An AI application vendor also previously shared with Digital Wisdom Frontline that while AI might be capable of completing single-point frame-pulling and labeling tasks, numerous specialized domain knowledge annotations can only be accomplished manually.
Furthermore, with the advent of reasoning models, there is a pressing need for data related to the chain of thought. "It necessitates professionals who comprehend the business to dissect the problem more effectively through the configuration of rules and model parameters," Li Haoran added.
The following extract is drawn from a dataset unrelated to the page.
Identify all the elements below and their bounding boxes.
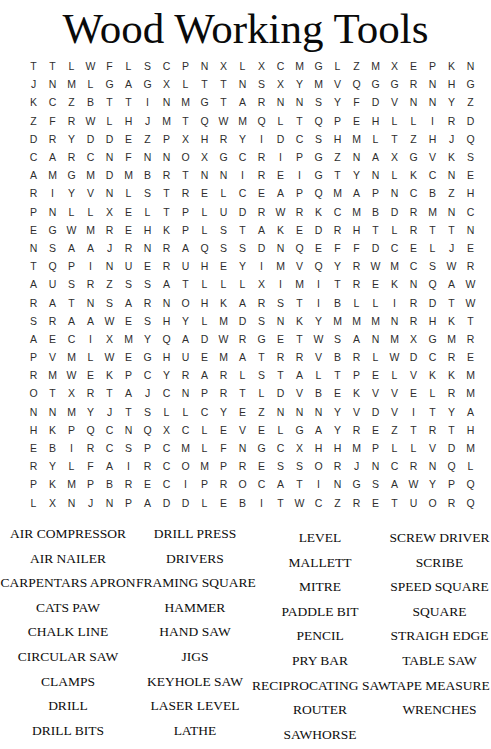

Li Haoran also noted that when data can be automatically annotated and synthesized, its value to the model diminishes, prompting enterprises to invest more resources in manually annotating more intricate problems. "Previous educational questions may have been tailored for junior and senior high school students, but now they might be geared towards college students. Additionally, previous image annotations only required circling faces, but now it is also necessary to input text to comprehend the meaning conveyed in the image and the structural relationships within it."
Amidst these trends, the evolution direction of the data annotation field has become apparent.
On one hand, the industry's entry barriers are transitioning from labor-intensive to technology-intensive, with higher professional thresholds. Moreover, as the focus of competition among players shifts to composite capabilities encompassing technical expertise and scenario resources, and more players enter the market, the industry's knockout competition has commenced simultaneously, intensifying market competition.